Il est d’usage d’inclure une colonne de uns pour capturer l’ordonnée à l’origine \(\beta_0\): cette dernière est incluse par défaut et permet de s’assurer que les résidus ordinaires \(e_i = Y_i - \widehat{\mu}_i\) ont moyenne nulle, comme le sous-tend notre spécification pour l’erreur. Elle joue donc un rôle particulier. Le modèle de base, le plus simple qui soit, reviendrait à n’inclure que le terme \(\beta_0\) et on obtiendrait alors comme estimation la moyenne de toutes les observations, avec l’estimé \(\widehat{\beta}_0 = \overline{y}\). On peut vérifier que la moyenne des erreurs est bien zéro.

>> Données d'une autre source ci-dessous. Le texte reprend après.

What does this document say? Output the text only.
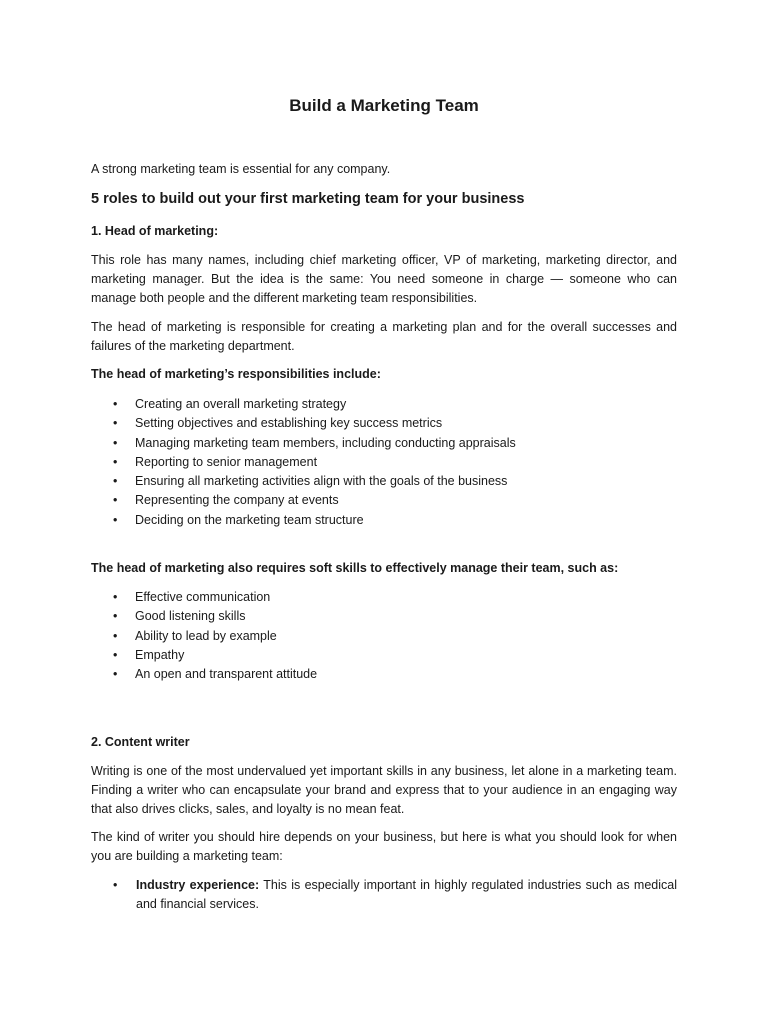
Build a Marketing Team
A strong marketing team is essential for any company.
5 roles to build out your first marketing team for your business
1. Head of marketing:
This role has many names, including chief marketing officer, VP of marketing, marketing director, and marketing manager. But the idea is the same: You need someone in charge — someone who can manage both people and the different marketing team responsibilities.
The head of marketing is responsible for creating a marketing plan and for the overall successes and failures of the marketing department.
The head of marketing’s responsibilities include:
• Creating an overall marketing strategy
• Setting objectives and establishing key success metrics
• Managing marketing team members, including conducting appraisals
• Reporting to senior management
• Ensuring all marketing activities align with the goals of the business
• Representing the company at events
• Deciding on the marketing team structure
The head of marketing also requires soft skills to effectively manage their team, such as:
• Effective communication
• Good listening skills
• Ability to lead by example
• Empathy
• An open and transparent attitude
2. Content writer
Writing is one of the most undervalued yet important skills in any business, let alone in a marketing team. Finding a writer who can encapsulate your brand and express that to your audience in an engaging way that also drives clicks, sales, and loyalty is no mean feat.
The kind of writer you should hire depends on your business, but here is what you should look for when you are building a marketing team:
• Industry experience: This is especially important in highly regulated industries such as medical and financial services.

# Si on inclut une ordonnée à l'origine, la moyenne des erreurs est nulle
mean(resid(modlin1))
#> [1] 1.4e-17
# Modèle de base avec uniquement l'ordonnée à l'origine
# beta0 estimée comme moyenne
coef(lm(salaire ~ 1, data = salaireprof))
#> (Intercept) 
#>         114
mean(salaireprof$salaire)
#> [1] 114

Dans notre exemple, l’équation de la droite ajustée de la Figure 9.2 est \[ \widehat{\texttt{salaire}} = 99.975 + 0.78\texttt{service}. \]

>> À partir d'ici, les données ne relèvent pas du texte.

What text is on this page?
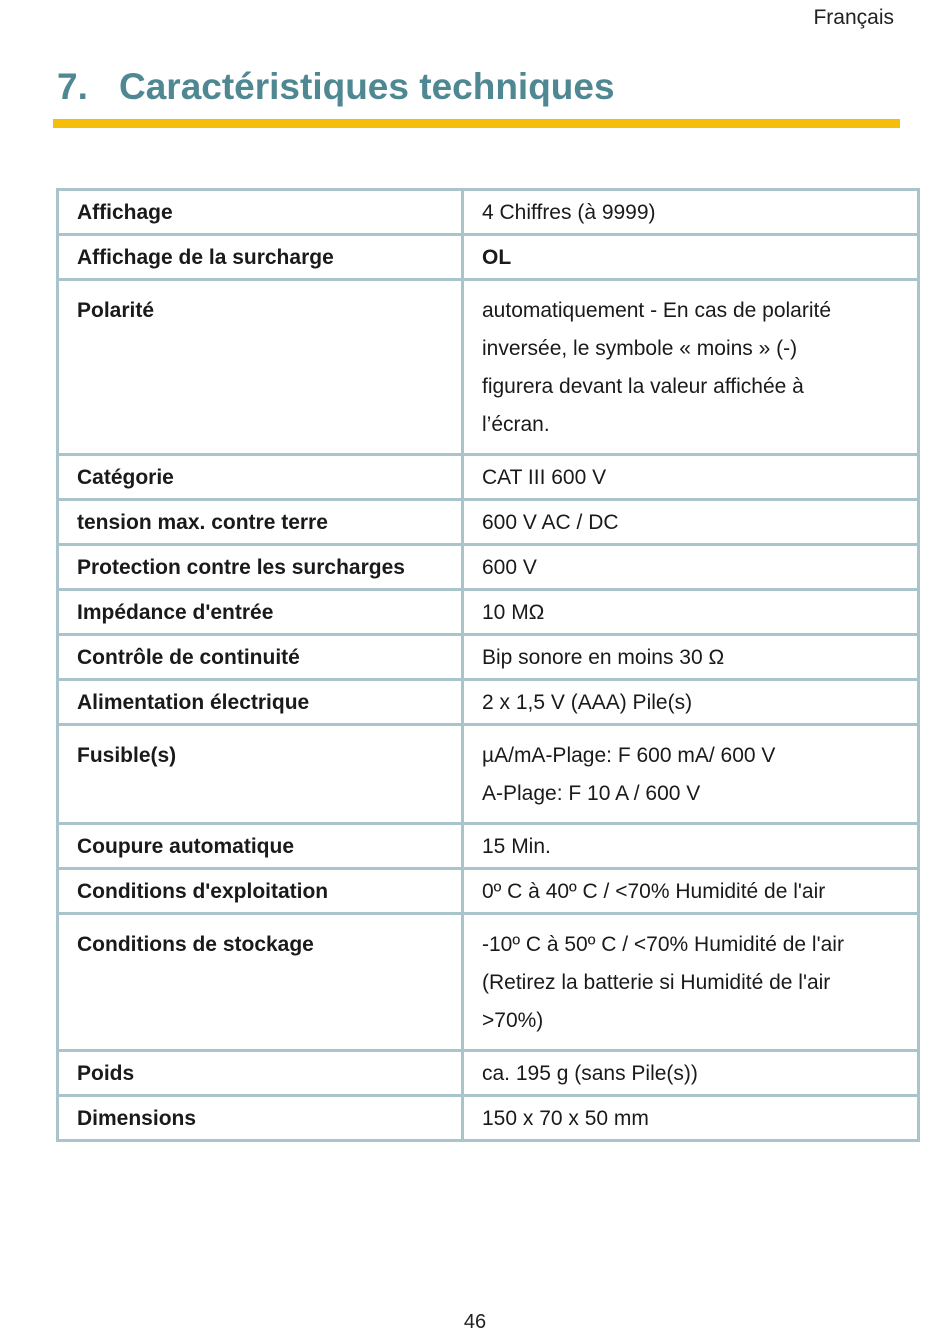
Français
7. Caractéristiques techniques
Affichage	4 Chiffres (à 9999)

Affichage de la surcharge	OL

Polarité	automatiquement - En cas de polarité
inversée, le symbole « moins » (-)
figurera devant la valeur affichée à
l’écran.

Catégorie	CAT III 600 V

tension max. contre terre	600 V AC / DC

Protection contre les surcharges	600 V

Impédance d'entrée	10 MΩ

Contrôle de continuité	Bip sonore en moins 30 Ω

Alimentation électrique	2 x 1,5 V (AAA) Pile(s)

Fusible(s)	µA/mA-Plage: F 600 mA/ 600 V
A-Plage: F 10 A / 600 V

Coupure automatique	15 Min.

Conditions d'exploitation	0º C à 40º C / <70% Humidité de l'air

Conditions de stockage	-10º C à 50º C / <70% Humidité de l'air
(Retirez la batterie si Humidité de l'air
>70%)

Poids	ca. 195 g (sans Pile(s))

Dimensions	150 x 70 x 50 mm
46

Ainsi, le salaire moyen d’un nouveau professeur serait 99975 dollars, tandis que l’augmentation moyenne annuelle du salaire est 780 dollars.

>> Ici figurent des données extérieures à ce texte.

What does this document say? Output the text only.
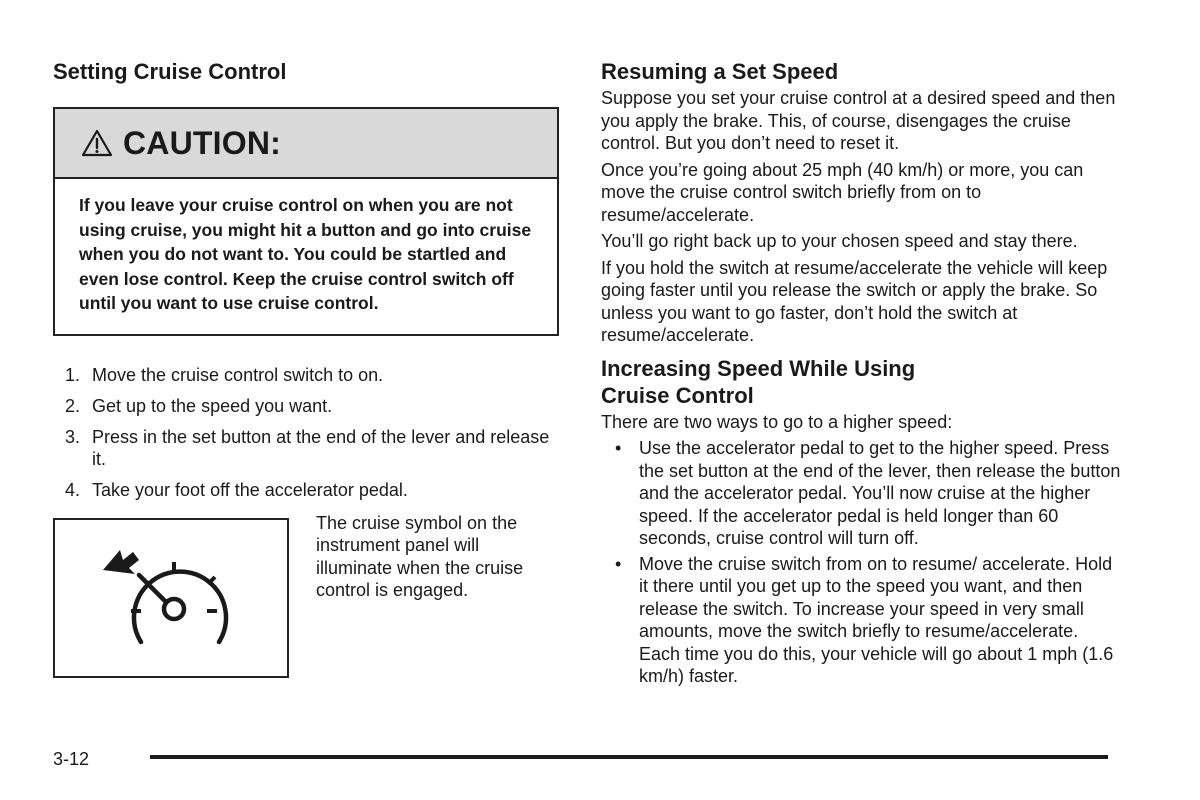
Setting Cruise Control
CAUTION:
If you leave your cruise control on when you are not using cruise, you might hit a button and go into cruise when you do not want to. You could be startled and even lose control. Keep the cruise control switch off until you want to use cruise control.
1. Move the cruise control switch to on.
2. Get up to the speed you want.
3. Press in the set button at the end of the lever and release it.
4. Take your foot off the accelerator pedal.
The cruise symbol on the instrument panel will illuminate when the cruise control is engaged.
Resuming a Set Speed

Suppose you set your cruise control at a desired speed and then you apply the brake. This, of course, disengages the cruise control. But you don’t need to reset it.

Once you’re going about 25 mph (40 km/h) or more, you can move the cruise control switch briefly from on to resume/accelerate.

You’ll go right back up to your chosen speed and stay there.

If you hold the switch at resume/accelerate the vehicle will keep going faster until you release the switch or apply the brake. So unless you want to go faster, don’t hold the switch at resume/accelerate.

Increasing Speed While Using
Cruise Control

There are two ways to go to a higher speed:

• Use the accelerator pedal to get to the higher speed. Press the set button at the end of the lever, then release the button and the accelerator pedal. You’ll now cruise at the higher speed. If the accelerator pedal is held longer than 60 seconds, cruise control will turn off.
• Move the cruise switch from on to resume/ accelerate. Hold it there until you get up to the speed you want, and then release the switch. To increase your speed in very small amounts, move the switch briefly to resume/accelerate. Each time you do this, your vehicle will go about 1 mph (1.6 km/h) faster.
3-12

Si la variable réponse \(Y\) doit être continue, il n’y a aucune restriction pour les variables explicatives. On peut aussi considérer des variables explicatives binaires, qui sont encodées numériquement à l’aide de 0/1. Par exemple, si on s’intéresse au sexe des professeurs de l’étude, \[ \texttt{sexe} = \begin{cases} 0 , & \text{pour les hommes},\\ 1, & \text{pour les femmes.} \end{cases} \] L’équation du modèle linéaire simple qui n’inclut que cette variable catégorielle à deux niveaux, \(\texttt{sexe}\), s’écrit \(\texttt{salaire} = \beta_0 + \beta_1 \texttt{sexe} + \varepsilon\). Posons \(\mu_0\) le salaire moyen des femmes et \(\mu_1\) celui des heommes. L’ordonnée à l’origine \(\beta_0\) s’interprète comme d’ordinaire: c’est le salaire moyen quand \(\texttt{sexe}=0\), autrement dit \(\beta_0=\mu_0\) puisque femme est la catégorie de référence ici. On peut écrire l’équation de la moyenne théorique conditionnelle pour chacune des catégories, \[\begin{align*} \mathsf{E}(\texttt{salaire} \mid \texttt{sexe})= \begin{cases} \beta_0, & \texttt{sexe}=0 \text{ (femme)}, \\ \beta_0 + \beta_1 & \texttt{sexe}=1 \text{ (homme)}. \end{cases} \end{align*}\] Un modèle linéaire qui contient uniquement une variable binaire \(\mathrm{X}\) comme régresseur équivaut à spécifier une moyenne différente pour deux groupes; la moyenne des femmes est \(\mathsf{E}(\texttt{salaire} \mid \texttt{sexe}=1) = \beta_0 + \beta_1 = \mu_1\) et \(\beta_1=\mu_1-\mu_0\) représente la différence entre la moyenne des hommes et celles des femmes. L’estimateur des moindres carrés \(\widehat{\beta}_0\) est la moyenne empirique du salaire des hommes de l’échantillon et \(\widehat{\beta}_1\) est la différence des moyennes empiriques entre femmes et hommes.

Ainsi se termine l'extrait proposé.